SFO publishes significant new guidance on evaluating corporate compliance programmes

28 November 2025. Published by Adam Craggs, Partner and Head of Tax, Investigations and Financial Crime and Thomas Jenkins, Of Counsel and Alexandra Prato, Associate

The Serious Fraud Office (SFO) has published significant new guidance on how, when and why, it evaluates corporate compliance programmes, offering important insight for companies when implementing and operating their financial crime controls.

The new SFO guidance, released on 26 November 2025, underlines the importance the agency places on effective financial crime compliance programmes throughout the enforcement process. It also stresses that, when assessing compliance programmes, the SFO will look to their substance and how effective they are in operation.

When will the SFO assess compliance programmes?

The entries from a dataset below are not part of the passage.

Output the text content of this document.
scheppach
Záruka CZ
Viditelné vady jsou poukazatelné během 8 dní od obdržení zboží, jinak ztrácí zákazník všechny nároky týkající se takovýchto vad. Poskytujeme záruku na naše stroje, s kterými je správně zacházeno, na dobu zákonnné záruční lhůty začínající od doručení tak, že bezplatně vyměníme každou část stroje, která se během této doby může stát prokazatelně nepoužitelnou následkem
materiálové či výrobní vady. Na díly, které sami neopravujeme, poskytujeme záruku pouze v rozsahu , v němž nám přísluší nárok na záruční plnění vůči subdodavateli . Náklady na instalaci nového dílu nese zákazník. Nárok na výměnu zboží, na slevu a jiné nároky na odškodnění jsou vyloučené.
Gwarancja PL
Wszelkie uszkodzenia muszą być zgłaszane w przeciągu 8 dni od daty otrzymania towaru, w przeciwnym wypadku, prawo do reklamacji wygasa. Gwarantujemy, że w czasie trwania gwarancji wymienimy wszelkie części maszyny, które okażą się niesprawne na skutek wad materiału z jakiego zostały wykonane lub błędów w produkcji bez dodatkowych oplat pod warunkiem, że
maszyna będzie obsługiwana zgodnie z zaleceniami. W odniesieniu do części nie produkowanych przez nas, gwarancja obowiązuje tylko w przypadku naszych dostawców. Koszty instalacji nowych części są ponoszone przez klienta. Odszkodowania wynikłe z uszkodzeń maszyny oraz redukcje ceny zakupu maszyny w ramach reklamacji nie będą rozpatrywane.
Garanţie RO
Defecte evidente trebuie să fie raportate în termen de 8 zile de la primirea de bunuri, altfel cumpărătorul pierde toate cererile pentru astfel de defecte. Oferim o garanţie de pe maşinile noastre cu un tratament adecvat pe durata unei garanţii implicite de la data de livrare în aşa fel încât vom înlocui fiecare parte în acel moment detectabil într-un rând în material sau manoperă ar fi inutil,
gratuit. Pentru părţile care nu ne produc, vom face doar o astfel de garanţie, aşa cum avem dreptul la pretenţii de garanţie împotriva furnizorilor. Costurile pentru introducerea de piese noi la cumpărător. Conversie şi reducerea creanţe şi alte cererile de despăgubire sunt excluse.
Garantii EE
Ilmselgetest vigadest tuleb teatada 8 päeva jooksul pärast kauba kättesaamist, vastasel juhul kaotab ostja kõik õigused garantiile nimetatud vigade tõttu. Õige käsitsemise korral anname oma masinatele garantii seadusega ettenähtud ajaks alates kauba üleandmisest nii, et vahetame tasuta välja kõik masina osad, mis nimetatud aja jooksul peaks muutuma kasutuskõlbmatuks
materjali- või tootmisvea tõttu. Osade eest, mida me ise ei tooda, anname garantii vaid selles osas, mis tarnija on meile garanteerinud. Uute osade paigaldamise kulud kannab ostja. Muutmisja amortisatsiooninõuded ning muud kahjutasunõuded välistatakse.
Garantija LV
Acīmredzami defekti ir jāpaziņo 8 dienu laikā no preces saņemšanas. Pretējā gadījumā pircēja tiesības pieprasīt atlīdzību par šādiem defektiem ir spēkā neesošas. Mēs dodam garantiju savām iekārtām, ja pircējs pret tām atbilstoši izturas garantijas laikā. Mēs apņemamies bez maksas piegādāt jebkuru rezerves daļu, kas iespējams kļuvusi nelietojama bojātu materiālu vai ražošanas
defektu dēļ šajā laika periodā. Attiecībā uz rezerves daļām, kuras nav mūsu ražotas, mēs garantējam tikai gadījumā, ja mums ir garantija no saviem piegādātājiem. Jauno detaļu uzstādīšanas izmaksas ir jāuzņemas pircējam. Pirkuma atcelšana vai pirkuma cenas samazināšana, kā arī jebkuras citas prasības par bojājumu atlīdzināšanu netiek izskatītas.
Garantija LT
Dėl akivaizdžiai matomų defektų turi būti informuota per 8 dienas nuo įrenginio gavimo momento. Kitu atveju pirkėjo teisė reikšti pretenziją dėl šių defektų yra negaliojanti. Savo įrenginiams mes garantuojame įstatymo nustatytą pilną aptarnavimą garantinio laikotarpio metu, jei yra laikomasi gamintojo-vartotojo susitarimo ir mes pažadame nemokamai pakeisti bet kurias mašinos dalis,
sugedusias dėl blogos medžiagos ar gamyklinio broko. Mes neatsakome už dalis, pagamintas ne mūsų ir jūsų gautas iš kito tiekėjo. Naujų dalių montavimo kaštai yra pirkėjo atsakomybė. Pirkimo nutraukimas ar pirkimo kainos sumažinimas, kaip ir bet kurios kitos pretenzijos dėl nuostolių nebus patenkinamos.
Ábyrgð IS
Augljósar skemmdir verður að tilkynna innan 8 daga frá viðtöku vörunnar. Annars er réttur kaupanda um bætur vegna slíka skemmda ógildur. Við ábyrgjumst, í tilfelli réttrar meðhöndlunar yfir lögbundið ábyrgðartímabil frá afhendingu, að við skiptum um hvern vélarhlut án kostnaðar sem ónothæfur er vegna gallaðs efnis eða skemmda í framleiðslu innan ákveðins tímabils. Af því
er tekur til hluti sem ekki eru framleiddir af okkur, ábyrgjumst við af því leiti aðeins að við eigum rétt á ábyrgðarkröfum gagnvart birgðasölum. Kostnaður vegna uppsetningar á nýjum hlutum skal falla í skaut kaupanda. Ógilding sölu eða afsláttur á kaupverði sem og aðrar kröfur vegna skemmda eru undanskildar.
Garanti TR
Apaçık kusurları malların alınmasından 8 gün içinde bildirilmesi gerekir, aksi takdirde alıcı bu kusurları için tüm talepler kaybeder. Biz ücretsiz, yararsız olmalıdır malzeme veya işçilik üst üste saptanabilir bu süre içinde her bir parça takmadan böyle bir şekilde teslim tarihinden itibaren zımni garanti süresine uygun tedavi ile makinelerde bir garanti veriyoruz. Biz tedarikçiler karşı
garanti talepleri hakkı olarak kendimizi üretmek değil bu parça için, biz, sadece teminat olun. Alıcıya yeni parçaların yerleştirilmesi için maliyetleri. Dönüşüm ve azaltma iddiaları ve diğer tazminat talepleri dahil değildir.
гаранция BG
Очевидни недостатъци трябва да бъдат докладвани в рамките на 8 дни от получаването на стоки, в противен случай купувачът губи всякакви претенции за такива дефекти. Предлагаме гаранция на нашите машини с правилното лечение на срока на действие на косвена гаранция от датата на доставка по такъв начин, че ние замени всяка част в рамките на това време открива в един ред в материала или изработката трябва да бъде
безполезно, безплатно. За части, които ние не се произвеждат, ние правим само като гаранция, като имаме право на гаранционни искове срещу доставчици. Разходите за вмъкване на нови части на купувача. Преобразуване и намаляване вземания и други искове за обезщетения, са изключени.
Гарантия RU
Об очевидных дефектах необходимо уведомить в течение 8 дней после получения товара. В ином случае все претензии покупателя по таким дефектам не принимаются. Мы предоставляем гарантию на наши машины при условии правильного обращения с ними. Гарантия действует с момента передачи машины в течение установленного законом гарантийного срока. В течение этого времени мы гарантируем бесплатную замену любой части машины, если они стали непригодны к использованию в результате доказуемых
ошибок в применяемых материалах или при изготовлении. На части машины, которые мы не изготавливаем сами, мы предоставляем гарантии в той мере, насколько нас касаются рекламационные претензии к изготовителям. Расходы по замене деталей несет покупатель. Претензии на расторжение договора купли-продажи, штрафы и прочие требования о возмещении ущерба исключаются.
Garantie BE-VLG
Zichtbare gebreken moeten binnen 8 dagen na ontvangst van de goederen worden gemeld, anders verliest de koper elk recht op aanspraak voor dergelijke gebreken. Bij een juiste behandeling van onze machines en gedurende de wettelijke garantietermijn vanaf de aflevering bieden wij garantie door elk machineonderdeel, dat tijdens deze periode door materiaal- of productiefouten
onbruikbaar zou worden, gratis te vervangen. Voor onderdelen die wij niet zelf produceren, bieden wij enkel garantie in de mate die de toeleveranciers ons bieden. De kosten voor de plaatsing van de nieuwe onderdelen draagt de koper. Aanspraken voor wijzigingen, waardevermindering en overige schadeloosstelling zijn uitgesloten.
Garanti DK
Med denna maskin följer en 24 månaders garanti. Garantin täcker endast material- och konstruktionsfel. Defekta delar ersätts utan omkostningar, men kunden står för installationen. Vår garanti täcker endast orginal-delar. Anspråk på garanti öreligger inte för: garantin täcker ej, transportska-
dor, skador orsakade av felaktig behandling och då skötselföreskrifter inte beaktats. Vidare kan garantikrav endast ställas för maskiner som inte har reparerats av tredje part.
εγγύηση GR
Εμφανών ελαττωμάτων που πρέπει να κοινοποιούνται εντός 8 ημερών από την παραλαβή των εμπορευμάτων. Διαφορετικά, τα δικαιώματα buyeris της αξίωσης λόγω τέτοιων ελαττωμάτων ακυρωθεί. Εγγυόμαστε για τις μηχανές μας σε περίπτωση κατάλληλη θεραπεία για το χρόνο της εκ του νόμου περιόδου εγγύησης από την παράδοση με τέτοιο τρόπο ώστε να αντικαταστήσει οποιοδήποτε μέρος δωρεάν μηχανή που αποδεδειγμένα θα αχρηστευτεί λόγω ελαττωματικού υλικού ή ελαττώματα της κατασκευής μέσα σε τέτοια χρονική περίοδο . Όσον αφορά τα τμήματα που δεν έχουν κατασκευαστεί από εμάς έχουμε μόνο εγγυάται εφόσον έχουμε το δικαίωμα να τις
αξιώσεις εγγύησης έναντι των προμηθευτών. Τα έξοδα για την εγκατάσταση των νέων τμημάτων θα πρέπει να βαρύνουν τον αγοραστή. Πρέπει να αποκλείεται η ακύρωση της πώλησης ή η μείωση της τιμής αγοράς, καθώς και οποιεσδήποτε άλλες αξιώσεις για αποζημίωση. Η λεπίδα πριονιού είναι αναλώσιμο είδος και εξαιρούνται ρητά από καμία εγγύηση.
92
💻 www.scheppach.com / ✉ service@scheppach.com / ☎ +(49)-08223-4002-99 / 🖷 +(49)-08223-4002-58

The guidance sets out six scenarios in which the SFO may be expected to scrutinise a company’s compliance framework. Those scenarios are:

  • when deciding whether to prosecute – an assessment of the compliance programme will form a key part of the application of the Full Code Test, with an ineffective compliance programme being a factor in favour of prosecuting
  • when negotiating and approving deferred prosecution agreements (DPAs) – an assessment will be made on the effectiveness of the compliance programme at the time of the offending, the time of the self-reporting and the time of the DPA. This will be a relevant factor in both the appropriateness of the case for a DPA and whether the imposition of a monitor may be required. Generally, only companies with an effective compliance programme in place at the time of negotiations will be considered for a DPA
  • when monitoring compliance with DPA terms and overseeing monitorships
  • when assessing the “adequate procedures” defence under the Bribery Act 2010
  • when assessing the “reasonable procedures” defence under the Economic Crime and Corporate Transparency Act 2023 (ECCTA)
  • during sentencing.

What makes compliance “effective”?

A central element of the guidance is the SFO’s position that compliance must be effective and not just a "paper exercise". Prosecutors will assess how policies and procedures operate in practice ie whether they are proportionate, risk-based, properly resourced and genuinely embedded across the organisation.

The SFO signals that it will go beyond high-level assertions and examine real world outcomes ie looking at how risks are identified, how issues are escalated, and whether policies actually influence conduct. It also reiterates that an ineffective compliance programme, at the time of the offence, is a public-interest factor in favour of prosecution.

Bribery Act and ECCTA defences

The guidance also restates the different standards for the “failure to prevent” offences that it will consider when assessing compliance procedures.

Bribery Act 2010: Adequate procedures

Organisations must show they had adequate procedures in place at the time of the bribe. 

An assessment will be made against the Ministry of Justice’s well-known six principles: proportionate procedures, top-level commitment, risk assessment, due diligence, communication and monitoring/review.

ECCTA 2023: Reasonable procedures

The ECCTA defence requires reasonable procedures to prevent fraud, or evidence that it was not reasonable to have such procedures. The Home Office principles mirror the Bribery Act 2010 framework but include additional focus on factors including:

  • dynamic and frequently updated risk assessment; and
  • learning from internal investigations, whistleblowing and near-misses.

How does the SFO assess compliance programmes?

The guidance states that the SFO will use a full range of investigative tools to evaluate corporate compliance, including:

  • voluntary disclosures;
  • compelled disclosure of documents; and
  • interviews with witnesses and suspects.

This reinforces the need for companies to maintain clear, contemporaneous records showing how policies operate in practice and supporting key decisions made by the business around financial crime controls. 

Part of the SFO's wider enforcement approach

This new guidance reinforces guidance issued by the SFO in April 2025, relating to self-reporting, cooperation and DPAs. Read together, these two guidance documents underline the increasing importance of financial crime compliance programmes and the level of scrutiny that prosecuting agencies may apply to them. From an enforcement perspective, the two guidance documents make it clear that to avoid prosecution, or to obtain a DPA at the end of an investigation, the SFO will expect a company to have in place compliance procedures that are effective in practice, are supported by clear records and that demonstrate that the risks faced by the business have been properly considered. 

Practical steps for companies

In light of the updated guidance, organisations should consider taking active steps, including:

  • reviewing their anti-bribery and anti-fraud frameworks to ensure that they meet the levels set out in the respective statutory guidance issued in connection with the Bribery Act 2010 and ECCTA
  • when reviewing their financial crime compliance procedures, considering their operational effectiveness, not merely the presence of a set of policies
  • ensuring financial crime risk assessments are dynamic and updated periodically and when new information emerges
  • clearly documenting key decisions taken around financial crime compliance, whistleblowing and internal investigations.